Anna Parisi is a Brooklyn-based Brazilian artist working predominantly with sculpture and performance. She works across the boundaries of areas and materials with a committed focus on investigating questions that address the traumatic violence against black, female-coded, and historically oppressed bodies by insisting on creating art that opposes structural violence and questions patriarchal, heteronormative, and racial hegemonies. Her works are critically attuned to the current political and socio-cultural contexts. Through both her artistic practice and curatorial work, Anna is interested in addressing issues of racial disparity, gender, human and civil rights from an intersectional perspective. She is utterly interested in promoting dialogue within African Diasporas and among people of different backgrounds and ethnicities. Anna holds an MFA in Fine Arts from Parsons, The New School of Design in New York, a BFA in Communications with a minor in Filmmaking from the Pontifícia Universidade Católica do Rio de Janeiro (PUC-Rio), and an MA in Strategic Design from the Escola Superior de Propaganda e Marketing (ESPM-Rio). She has exhibited or performed at The Hunter East Harlem Art Gallery, La Galleria La Mama, UrbanGlass, The Bureau of General Services—Queer Division and The Lesbian, Gay, Bisexual & Transgender Community Center, Smack Mellon, Wesbeth Gallery, Queens Museum, Artigo Rio, Musée D’Elysee in Lausanne, among others.

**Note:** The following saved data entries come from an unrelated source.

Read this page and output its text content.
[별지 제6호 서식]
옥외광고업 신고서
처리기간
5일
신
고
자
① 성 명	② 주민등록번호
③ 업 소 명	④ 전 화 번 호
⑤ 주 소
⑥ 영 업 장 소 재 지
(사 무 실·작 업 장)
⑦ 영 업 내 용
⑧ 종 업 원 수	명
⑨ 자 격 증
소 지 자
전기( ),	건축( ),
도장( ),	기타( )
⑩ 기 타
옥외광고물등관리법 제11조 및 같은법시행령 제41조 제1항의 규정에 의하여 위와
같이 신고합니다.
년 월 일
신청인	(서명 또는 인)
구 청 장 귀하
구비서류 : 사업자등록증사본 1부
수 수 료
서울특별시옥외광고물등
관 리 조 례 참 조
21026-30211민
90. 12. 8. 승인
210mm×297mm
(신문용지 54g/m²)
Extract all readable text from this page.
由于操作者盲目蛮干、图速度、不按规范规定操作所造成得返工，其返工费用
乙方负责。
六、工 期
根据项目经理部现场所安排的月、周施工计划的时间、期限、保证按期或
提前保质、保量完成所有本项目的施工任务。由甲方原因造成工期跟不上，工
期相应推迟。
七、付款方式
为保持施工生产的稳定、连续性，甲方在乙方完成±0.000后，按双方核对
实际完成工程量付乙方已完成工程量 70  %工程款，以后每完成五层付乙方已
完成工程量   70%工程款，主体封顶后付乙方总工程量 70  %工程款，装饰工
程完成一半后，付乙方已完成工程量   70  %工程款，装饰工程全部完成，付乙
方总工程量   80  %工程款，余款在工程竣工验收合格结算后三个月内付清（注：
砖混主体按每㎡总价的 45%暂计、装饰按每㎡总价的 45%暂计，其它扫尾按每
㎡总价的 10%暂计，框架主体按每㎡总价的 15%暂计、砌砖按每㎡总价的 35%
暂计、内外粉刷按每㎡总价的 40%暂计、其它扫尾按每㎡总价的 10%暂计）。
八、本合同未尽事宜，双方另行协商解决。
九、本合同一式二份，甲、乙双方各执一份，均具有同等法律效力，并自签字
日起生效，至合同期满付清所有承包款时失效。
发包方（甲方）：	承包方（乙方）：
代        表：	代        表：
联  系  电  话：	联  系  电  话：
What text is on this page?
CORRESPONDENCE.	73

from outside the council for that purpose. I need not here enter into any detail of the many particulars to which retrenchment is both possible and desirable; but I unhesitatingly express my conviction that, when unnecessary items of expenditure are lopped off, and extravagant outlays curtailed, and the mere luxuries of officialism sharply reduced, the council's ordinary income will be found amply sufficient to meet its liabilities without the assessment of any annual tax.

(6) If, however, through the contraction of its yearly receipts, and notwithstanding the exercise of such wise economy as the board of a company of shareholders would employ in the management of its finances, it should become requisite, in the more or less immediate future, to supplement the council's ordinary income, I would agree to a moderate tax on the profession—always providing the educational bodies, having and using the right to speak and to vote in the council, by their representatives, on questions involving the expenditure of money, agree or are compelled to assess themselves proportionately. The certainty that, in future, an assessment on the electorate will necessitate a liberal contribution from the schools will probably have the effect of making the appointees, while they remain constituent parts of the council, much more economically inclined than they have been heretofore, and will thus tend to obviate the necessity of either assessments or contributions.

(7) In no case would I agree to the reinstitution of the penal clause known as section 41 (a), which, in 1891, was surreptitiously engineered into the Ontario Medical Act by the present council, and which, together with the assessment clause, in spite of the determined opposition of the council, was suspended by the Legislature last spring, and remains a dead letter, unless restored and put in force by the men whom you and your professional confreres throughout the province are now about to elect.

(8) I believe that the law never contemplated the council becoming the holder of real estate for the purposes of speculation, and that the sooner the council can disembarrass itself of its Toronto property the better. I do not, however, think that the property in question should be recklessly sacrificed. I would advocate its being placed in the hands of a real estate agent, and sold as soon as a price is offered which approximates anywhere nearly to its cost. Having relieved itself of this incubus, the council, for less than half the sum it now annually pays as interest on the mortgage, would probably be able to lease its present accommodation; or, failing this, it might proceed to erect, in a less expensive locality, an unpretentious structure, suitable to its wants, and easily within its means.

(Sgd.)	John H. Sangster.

daàPò reo is a New York-based, Nigerian born visual artist working in textile installation, performance and video. His work probes the boundaries and interactions between surface and structure, representation, and identity. Recently, he returned to his primary love of textiles and needles, venturing into heraldic art and exploring a series of mixed media works that weave sociocultural, economic and political commentaries that are shaping the world today. His practice proposes questions on human consciousness and social responsibility as well as interdependency and self-transformation through personal perspective. His work features the American flag as a recurring motif for its symbolic significance. As one of the most recognizable national banners worldwide, the U.S. flag epitomizes a sense of home and pride in one’s identity, but also the face of the Western world. Of its imperialistic liberalism and recent drift to the political right, he uses it as a catalyst for conversations, a canvas to crystallize ideas and feelings and cross-examine a variety of themes.

Yali Romagoza (b. in Havana, Cuba, based in NYC) is a multi-disciplinary artist, whose practice reflects on notions of feminism, identity, power and oppression and explores broader issues of migration, politics and social behavior. By constructing her artistic vocabulary through mining her own biography of dislocation and immigration, Romagoza's work examines the cultural displacement and alienation, through a combination of various mediums, such performance, video, installation, photography and conceptual costume. Romagoza graduated with an MFA in Fashion from the School of the Art Institute of Chicago (2013-2015) and a BA in Art History from the University of Havana, (2001-2006). Her works have been included in the Gothenburg Biennial (2007), Havana Biennial (2009), Bétonsalon, Paris, (2009), Liverpool Biennial (2010). She has performed at Links Hall Theater, Chicago (2012), White Box, NY (2012), Teatro LATEA, NY (2018), Art in Odd Places, NY (2018), Southeastern Center for Contemporary Art, NC (2018), Grace Exhibition Space (2019), NY Latina American Art Triennial (2019). Romagoza has collaborated with Carmelita Tropicana and Ela Troyano in Post-Plástica, at El Museo del Barrio, NY (2012) and Schwanze-Beast, Vermont Performance Lab, Vermont (2015), UCRArtsblock (2017), Queens Museum (2019), Leslie-Lohman Museum (2019). She has been granted numerous awards and residencies including Cátedra Arte de Conducta by Tania Bruguera, La Habana (2007), Bétonsalon Centre d'Art et de Recherche, Paris, (2009), NYFA Immigrant Artist Mentoring Program (2017), NY, Creative Capital NYC Taller (2019), NY.